To address this, your app should use the synchronizeLinkAssociations method from the Forge GraphQL Toolkit. For example:

await graphqlGateway
    cloudId: cloudId,
    forgeAppId: forgeAppId,

This iterates through all links currently on the Compass site your app is installed on, calls the dataProvider module for each of them (if they match the filter parameters in your manifest), and sets up the resulting event and metric connections.

This operation should be run every single time your app is first configured or is connected to a new account in the external system it integrates with. To explain why, let’s say a user disconnects their Bitbucket workspace and connects to a different one. This workspace will have a different set of repositories than the previously connected workspace, so the Bitbucket app will be able to fetch events and metrics from an entirely different set of links.

This mutation can also be used anytime you want to modify your data provider implementation to add support for a new event or metric. We suggest triggering it for all users using a scheduled trigger, but you can call it in whatever way makes the most sense for your use case.

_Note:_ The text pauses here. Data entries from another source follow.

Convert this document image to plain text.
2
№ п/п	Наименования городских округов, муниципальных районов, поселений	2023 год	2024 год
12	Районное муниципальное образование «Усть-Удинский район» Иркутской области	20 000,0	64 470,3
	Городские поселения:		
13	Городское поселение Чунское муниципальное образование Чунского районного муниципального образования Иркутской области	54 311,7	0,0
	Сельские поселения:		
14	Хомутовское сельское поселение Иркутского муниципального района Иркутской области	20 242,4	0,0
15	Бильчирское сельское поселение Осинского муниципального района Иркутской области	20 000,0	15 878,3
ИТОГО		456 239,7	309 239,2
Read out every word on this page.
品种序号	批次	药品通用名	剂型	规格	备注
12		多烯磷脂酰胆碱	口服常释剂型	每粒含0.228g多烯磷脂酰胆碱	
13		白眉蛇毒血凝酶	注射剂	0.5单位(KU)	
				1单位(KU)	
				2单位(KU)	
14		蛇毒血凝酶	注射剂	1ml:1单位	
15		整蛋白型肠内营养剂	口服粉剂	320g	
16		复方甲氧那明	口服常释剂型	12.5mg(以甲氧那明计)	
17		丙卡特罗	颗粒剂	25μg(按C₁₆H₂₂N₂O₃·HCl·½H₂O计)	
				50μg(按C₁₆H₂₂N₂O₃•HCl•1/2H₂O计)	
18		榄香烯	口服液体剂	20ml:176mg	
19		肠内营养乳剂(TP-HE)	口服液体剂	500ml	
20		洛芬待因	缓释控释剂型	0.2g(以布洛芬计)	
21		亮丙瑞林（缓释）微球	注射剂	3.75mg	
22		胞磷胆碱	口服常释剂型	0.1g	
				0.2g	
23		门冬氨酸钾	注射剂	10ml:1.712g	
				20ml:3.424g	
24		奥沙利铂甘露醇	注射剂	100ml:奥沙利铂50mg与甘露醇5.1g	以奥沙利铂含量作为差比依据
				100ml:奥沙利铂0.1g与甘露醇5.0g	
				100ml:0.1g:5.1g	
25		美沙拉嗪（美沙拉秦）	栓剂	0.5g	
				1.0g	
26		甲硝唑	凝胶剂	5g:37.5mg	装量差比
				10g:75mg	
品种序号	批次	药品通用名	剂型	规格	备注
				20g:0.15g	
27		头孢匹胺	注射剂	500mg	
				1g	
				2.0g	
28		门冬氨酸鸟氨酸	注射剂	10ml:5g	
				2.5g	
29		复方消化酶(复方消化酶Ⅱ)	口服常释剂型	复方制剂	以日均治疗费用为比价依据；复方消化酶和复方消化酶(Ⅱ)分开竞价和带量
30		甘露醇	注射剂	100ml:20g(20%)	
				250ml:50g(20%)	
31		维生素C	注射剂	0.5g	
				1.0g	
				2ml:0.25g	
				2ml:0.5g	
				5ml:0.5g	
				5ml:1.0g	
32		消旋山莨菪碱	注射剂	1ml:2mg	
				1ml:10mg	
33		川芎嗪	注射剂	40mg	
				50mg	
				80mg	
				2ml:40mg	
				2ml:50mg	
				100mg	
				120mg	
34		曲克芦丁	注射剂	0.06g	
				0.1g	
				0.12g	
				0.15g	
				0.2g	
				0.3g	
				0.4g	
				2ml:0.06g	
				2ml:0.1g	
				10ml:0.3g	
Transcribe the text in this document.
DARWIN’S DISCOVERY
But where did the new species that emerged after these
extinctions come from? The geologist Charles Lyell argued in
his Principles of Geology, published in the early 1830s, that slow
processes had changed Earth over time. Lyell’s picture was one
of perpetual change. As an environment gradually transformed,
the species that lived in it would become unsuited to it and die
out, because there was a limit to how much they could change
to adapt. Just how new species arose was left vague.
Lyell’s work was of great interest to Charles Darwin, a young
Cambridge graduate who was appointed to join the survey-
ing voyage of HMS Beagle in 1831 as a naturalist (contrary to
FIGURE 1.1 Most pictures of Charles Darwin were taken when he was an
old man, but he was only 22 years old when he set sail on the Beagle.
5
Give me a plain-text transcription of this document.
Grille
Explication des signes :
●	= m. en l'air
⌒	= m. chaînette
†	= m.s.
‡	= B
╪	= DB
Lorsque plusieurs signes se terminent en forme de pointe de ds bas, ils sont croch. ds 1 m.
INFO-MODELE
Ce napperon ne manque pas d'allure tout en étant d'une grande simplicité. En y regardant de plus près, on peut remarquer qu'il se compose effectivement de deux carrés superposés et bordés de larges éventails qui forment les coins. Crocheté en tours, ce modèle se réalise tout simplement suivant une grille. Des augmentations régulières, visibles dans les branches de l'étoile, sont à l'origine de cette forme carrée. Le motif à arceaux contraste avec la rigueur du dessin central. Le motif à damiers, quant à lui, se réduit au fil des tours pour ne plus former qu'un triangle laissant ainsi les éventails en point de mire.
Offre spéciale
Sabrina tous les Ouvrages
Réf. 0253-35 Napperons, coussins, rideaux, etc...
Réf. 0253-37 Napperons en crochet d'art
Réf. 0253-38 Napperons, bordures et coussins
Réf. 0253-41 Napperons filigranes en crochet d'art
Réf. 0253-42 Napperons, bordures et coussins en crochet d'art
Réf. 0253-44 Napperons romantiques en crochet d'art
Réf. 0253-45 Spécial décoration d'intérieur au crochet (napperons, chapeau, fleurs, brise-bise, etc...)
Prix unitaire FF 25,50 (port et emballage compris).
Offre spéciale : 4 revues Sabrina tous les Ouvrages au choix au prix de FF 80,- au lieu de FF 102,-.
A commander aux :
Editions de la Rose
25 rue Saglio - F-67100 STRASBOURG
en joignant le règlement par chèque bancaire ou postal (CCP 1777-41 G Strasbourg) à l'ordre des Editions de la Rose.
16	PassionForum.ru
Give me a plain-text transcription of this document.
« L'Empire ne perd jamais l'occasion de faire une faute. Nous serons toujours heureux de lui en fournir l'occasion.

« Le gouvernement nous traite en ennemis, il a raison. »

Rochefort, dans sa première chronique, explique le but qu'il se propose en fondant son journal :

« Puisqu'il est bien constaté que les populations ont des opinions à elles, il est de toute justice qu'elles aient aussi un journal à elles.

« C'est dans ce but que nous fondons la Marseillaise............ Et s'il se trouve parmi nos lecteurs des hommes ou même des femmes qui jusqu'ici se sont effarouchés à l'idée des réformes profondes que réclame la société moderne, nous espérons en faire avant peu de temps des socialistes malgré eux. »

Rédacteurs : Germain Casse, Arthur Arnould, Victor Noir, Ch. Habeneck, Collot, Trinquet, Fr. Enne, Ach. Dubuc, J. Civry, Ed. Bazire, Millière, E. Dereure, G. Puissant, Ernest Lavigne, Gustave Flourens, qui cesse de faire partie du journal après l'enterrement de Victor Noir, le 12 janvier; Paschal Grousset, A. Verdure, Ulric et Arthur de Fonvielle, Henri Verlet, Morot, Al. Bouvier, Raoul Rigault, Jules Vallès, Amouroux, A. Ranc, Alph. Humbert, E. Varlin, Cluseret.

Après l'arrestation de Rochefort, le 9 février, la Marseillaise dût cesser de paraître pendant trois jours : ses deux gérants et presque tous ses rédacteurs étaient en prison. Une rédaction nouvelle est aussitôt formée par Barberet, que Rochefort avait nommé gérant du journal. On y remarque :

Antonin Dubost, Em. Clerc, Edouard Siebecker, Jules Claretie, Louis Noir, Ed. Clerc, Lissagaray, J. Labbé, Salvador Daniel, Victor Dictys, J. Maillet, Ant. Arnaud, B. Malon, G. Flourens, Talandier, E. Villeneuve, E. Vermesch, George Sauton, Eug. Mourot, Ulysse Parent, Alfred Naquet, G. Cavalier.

This operation is idempotent, so feel empowered to re-run it when needed.

Additional information

Compass automatically handles link deletions and will remove any associated events or metrics that were added to the component based on that link. We store the association internally and won’t need to call the data provider module in your Forge app.

If a link was updated but the URL wasn’t changed, then no action is needed. If the link was updated and the URL was changed, then it will remove the events and metrics associated with the component from the old link URL and re-query your data provider module to get a new set of event and metric information.

If a link remains on a component, but that link was deleted in the external system, you’d have to manually delete any associated event and metric sources with your Forge app. You could do this through the use of the GraphQL SDK, or simply decide to leave them on components as a historical record.

The data provider module does not currently support the deletion of the event or metric data if an empty response is returned for a link that has active data associated with it.